This doesn't seem to me to work as an argument for stty being a consequence of
unix file structure.  Terminals that don't support lower case would require a
mapping even in DOS; this has nothing to do with file structure.  And onlcr
and icrnl are the default mappings which are rather modern fine-grained
versions of the older cooked (abstract) vs. raw (concrete) notions.  The
reason that you couldn't log on if there were no stty in the library is
because getty historically starts out in raw mode so that it can detect the
baudrate of the terminal, lowercase support, and so on; it could just as well
start out in cooked mode and not try to make these distinctions.

The return key on dumb terminals always generates CR, not LF; no one ever
turns off just icrnl, it was added in the SysIII version of termio for
completeness.  Even in DOS the enter key has to be mapped, and if DOS
supported dumb terminals whose enter key generated an LF, the exact same
considerations would apply.  From all this talk about the "right" characters,
the Mac does it right because it stores CR, which is the representation of the
enter key.  Input isn't symmetric with output.  unix responds to this by
dealing in line abstractions and pushing device details into device drivers.
Perhaps some of this is a result of files in DOS being historically viewed
more as text to be entered on a terminal and dumped out to a terminal, whereas
in unix they are manipulable objects that are operated on by filters.  After
all, that distinction is reflected in the discussion about cat being
"intended" to dump text files on terminals.  That most certainly is not
the paradigmatic view in unix.

> > Personally, I think they should have added a separate NL control code,
> > that meant CR/LF, but they didn't.
> 
> I'm not sure that there is a concept of 'the right control characters'
> in UNIX. UNIX has chosen to use a particular control character to
> indicate the end of a 'line', and it is up to programs (in the widest
> sense) to recognise it and interpret it appropriately.
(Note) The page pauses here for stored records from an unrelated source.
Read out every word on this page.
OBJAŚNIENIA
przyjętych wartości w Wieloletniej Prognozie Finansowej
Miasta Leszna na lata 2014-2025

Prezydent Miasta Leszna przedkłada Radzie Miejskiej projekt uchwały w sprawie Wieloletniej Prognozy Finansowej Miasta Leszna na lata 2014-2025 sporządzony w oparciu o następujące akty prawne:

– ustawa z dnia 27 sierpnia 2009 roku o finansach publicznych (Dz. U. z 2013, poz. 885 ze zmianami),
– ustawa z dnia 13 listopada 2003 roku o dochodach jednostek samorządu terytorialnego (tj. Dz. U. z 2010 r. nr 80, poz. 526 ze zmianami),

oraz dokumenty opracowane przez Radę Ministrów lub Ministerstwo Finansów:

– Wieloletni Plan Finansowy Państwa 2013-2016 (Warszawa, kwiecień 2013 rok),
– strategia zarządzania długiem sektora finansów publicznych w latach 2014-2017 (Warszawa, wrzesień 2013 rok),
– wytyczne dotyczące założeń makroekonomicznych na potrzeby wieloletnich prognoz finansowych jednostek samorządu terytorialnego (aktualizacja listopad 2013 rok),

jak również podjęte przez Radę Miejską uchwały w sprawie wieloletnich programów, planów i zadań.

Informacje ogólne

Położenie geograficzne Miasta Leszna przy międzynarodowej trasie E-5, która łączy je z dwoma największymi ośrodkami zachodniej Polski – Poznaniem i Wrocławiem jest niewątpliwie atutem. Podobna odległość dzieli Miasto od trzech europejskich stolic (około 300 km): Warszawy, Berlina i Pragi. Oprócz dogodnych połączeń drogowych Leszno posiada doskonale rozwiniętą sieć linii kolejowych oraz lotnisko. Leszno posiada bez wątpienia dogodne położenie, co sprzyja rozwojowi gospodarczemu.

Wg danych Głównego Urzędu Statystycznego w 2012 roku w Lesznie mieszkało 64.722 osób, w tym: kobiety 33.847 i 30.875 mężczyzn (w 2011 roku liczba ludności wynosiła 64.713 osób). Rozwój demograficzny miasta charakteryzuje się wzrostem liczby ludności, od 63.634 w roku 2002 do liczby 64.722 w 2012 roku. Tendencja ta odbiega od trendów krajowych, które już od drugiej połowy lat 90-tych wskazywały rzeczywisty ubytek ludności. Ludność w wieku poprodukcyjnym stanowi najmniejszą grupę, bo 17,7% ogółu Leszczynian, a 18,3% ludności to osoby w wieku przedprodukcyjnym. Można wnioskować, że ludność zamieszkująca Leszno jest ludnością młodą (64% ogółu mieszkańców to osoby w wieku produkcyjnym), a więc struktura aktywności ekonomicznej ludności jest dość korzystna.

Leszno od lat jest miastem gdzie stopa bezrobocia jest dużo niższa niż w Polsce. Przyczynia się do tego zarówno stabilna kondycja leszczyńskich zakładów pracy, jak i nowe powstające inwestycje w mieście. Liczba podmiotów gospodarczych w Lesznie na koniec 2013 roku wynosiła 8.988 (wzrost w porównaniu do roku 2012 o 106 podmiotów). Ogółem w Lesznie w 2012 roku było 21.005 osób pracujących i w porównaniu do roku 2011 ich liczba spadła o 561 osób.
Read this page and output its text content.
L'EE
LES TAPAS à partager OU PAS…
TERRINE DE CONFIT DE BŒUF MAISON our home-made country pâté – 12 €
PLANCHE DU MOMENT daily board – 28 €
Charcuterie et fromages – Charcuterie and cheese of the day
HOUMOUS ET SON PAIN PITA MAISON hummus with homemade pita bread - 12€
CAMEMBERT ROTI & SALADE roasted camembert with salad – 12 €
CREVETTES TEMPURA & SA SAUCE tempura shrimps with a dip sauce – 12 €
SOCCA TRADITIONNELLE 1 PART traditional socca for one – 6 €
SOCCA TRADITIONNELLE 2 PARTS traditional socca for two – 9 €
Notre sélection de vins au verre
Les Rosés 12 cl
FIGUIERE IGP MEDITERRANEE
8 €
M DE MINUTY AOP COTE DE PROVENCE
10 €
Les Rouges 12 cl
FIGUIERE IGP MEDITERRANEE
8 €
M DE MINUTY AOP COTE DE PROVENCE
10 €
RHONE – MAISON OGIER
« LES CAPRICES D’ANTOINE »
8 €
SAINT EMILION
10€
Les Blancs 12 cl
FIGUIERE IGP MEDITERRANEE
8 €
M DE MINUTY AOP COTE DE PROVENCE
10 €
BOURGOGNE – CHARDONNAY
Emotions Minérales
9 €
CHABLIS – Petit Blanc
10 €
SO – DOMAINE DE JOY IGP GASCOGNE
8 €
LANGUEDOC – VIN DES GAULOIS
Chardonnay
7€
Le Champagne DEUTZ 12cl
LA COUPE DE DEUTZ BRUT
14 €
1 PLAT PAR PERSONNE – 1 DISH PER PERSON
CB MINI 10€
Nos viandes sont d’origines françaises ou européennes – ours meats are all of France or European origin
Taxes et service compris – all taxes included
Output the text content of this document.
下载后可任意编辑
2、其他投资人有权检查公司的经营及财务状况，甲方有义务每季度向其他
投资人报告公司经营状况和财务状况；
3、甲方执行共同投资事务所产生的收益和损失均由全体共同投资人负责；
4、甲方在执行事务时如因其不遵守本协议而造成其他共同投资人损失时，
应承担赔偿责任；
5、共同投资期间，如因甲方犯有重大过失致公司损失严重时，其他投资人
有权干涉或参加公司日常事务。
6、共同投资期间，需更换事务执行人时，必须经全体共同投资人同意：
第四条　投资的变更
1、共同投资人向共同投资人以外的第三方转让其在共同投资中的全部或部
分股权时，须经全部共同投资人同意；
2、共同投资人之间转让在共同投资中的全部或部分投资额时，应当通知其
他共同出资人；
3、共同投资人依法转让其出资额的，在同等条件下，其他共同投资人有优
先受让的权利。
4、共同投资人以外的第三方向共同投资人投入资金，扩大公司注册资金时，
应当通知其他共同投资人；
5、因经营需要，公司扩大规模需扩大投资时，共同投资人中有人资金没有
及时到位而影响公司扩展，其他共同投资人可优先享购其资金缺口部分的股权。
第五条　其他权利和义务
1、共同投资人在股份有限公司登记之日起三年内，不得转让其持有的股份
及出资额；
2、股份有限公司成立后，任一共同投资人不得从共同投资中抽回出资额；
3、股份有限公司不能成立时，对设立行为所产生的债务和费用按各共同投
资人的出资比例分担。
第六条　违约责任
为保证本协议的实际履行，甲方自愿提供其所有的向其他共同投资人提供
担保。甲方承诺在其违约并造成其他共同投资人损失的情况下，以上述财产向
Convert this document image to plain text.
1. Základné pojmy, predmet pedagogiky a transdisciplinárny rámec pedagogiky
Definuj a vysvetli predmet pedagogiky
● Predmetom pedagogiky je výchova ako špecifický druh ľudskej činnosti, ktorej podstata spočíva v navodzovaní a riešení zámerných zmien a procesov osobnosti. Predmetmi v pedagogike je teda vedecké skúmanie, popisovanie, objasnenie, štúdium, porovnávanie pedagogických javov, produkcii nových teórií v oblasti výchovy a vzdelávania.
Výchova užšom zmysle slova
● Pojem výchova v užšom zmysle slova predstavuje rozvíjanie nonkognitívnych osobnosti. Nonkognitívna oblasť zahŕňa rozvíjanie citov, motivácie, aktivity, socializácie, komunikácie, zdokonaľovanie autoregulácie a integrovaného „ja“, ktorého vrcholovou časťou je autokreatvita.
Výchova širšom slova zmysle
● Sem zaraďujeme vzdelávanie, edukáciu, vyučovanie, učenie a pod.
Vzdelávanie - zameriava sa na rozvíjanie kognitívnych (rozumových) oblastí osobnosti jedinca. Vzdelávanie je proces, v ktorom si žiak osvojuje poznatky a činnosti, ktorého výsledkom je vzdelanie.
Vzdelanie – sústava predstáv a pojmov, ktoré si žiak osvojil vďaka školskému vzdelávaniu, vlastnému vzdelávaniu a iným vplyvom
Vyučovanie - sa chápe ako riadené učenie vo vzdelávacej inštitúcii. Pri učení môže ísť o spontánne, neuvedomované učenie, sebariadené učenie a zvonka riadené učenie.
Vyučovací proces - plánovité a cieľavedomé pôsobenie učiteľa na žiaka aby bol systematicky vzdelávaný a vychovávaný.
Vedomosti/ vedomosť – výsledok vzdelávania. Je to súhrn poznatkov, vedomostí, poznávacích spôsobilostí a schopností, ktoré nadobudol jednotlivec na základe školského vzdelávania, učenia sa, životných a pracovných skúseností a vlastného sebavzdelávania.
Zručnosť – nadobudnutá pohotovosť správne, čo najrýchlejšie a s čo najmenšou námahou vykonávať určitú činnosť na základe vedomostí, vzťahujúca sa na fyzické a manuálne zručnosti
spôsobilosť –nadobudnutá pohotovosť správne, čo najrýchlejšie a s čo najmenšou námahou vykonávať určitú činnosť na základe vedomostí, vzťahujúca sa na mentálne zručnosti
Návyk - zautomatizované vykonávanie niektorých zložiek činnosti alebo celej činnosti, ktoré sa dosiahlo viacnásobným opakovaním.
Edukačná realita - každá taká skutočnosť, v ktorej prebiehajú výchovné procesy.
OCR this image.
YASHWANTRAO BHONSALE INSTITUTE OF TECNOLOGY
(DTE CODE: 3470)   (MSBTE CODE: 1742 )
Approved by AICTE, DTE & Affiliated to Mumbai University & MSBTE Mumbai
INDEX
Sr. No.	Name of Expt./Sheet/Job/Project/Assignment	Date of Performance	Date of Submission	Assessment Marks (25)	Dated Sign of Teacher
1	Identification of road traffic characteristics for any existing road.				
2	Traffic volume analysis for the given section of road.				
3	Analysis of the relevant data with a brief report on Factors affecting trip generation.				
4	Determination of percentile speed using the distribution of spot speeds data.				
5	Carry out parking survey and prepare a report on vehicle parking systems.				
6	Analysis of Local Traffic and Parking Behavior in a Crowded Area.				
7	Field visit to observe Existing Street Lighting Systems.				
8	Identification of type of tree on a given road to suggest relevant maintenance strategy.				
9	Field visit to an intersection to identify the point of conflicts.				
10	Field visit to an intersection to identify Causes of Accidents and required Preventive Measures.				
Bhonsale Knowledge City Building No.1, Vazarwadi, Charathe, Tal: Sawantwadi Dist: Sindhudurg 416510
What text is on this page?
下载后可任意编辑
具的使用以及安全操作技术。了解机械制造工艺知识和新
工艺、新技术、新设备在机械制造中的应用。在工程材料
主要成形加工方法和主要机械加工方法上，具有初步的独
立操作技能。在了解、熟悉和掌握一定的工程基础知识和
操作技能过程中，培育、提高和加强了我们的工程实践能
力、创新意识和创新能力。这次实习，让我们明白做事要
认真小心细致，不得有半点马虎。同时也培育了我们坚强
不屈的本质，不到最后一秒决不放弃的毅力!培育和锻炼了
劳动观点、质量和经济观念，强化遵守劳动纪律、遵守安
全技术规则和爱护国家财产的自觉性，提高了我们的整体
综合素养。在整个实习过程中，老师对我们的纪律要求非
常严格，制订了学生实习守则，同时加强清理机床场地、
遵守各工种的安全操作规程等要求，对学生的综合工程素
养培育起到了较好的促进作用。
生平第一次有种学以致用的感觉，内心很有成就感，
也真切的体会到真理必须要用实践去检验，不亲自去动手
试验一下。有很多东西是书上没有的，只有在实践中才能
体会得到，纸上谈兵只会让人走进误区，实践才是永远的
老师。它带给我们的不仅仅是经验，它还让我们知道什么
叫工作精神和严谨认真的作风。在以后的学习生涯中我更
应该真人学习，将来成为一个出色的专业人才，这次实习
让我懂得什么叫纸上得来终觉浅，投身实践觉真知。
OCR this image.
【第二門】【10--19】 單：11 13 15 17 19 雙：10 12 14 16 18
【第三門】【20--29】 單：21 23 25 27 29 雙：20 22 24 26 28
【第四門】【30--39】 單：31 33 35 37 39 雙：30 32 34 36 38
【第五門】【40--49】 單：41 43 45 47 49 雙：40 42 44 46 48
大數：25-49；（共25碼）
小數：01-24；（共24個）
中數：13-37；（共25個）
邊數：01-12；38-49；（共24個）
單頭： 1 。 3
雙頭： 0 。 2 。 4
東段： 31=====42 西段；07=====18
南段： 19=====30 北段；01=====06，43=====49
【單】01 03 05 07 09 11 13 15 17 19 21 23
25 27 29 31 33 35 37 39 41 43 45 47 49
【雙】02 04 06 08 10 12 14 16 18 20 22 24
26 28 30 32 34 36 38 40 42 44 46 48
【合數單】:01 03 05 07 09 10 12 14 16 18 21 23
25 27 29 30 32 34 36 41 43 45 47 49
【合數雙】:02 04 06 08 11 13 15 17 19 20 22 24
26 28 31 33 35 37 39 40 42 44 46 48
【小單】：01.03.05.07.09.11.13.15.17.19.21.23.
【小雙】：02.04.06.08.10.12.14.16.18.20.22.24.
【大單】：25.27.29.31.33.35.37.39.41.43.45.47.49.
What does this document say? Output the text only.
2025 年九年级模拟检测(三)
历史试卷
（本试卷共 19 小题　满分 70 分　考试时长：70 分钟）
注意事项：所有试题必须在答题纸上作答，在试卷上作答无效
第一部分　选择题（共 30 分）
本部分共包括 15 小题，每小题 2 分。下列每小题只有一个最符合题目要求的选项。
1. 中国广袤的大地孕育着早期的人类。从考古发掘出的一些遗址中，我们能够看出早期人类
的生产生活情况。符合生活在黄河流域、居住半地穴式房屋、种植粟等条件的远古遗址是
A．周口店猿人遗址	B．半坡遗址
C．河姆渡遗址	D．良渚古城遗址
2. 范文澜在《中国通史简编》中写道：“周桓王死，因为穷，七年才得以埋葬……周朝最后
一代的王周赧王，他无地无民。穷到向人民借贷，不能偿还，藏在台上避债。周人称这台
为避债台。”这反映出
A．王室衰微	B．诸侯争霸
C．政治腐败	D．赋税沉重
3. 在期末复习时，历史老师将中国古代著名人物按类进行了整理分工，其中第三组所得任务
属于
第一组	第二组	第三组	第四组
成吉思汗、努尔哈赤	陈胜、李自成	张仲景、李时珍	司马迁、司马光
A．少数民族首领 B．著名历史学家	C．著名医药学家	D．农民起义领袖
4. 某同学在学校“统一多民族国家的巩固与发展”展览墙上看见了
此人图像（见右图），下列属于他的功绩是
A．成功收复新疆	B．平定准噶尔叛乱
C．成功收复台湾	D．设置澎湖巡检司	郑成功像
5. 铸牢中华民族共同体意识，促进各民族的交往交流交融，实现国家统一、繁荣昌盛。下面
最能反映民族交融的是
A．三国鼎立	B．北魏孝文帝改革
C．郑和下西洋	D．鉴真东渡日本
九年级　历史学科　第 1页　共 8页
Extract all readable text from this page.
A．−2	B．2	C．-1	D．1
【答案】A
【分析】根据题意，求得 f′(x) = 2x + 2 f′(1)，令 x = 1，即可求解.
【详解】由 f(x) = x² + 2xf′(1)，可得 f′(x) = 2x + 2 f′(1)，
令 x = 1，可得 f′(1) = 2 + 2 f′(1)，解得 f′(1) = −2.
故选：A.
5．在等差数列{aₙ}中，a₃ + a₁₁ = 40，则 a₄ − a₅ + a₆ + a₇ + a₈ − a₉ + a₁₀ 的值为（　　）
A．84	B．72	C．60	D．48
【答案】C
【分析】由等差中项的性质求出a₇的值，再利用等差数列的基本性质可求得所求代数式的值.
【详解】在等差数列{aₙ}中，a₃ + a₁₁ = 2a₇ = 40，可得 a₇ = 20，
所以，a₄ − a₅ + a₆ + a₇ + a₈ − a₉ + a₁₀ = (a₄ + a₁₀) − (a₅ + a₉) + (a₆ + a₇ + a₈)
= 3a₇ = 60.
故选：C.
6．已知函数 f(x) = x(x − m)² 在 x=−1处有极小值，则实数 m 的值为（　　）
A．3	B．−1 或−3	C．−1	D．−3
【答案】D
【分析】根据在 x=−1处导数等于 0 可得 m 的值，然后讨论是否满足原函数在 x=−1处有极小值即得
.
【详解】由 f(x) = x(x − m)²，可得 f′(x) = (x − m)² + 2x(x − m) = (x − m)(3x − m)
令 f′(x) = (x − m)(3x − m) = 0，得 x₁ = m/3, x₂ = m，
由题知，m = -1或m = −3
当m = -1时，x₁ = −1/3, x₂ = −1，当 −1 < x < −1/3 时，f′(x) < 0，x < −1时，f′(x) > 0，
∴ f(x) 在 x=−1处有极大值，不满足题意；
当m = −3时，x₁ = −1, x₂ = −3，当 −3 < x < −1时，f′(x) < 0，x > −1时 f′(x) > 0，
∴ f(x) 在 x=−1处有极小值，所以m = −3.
With this
> philosophy, it is sensible to use a single character rather than two
> since it uses less space. It doesn't matter what that character is,
> and they chose to use linefeed. This was perhaps an unfortunate choice
> since it is related to what needs to be sent to terminals and printers
> at the end of each line, and sometimes causes confusion (as now).

It confuses people because it makes the abstraction look too much like the
concrete device, and thinking abstractly is difficult in the first place.
Actually a good argument can be made that the line terminator should have been
NUL, even further simplifying processing and making the file abstraction a
list of strings, strings that could even contain LF characters.  The one
problem with this is that a file not ending with a NUL would have required
some out-of-band indicator (e.g., a special return value) at the 'gets' level,
although it could be argued that programs that need to be sensitive to that
could always be coded in terms of 'getc'.

> It's best to think of it as an arbitrary character used to indicate
> the end of a line; once programs have used it to find the end of the
> line, they logically discard it and do whatever end-of-line processing
> is needed, such as sending CR/LF to the terminal.

In unix, the terminal driver already echoed the return key as CR/LF (if in
cooked mode), and programs indicate the end-of-line abstraction on output with
a single character, just as with input.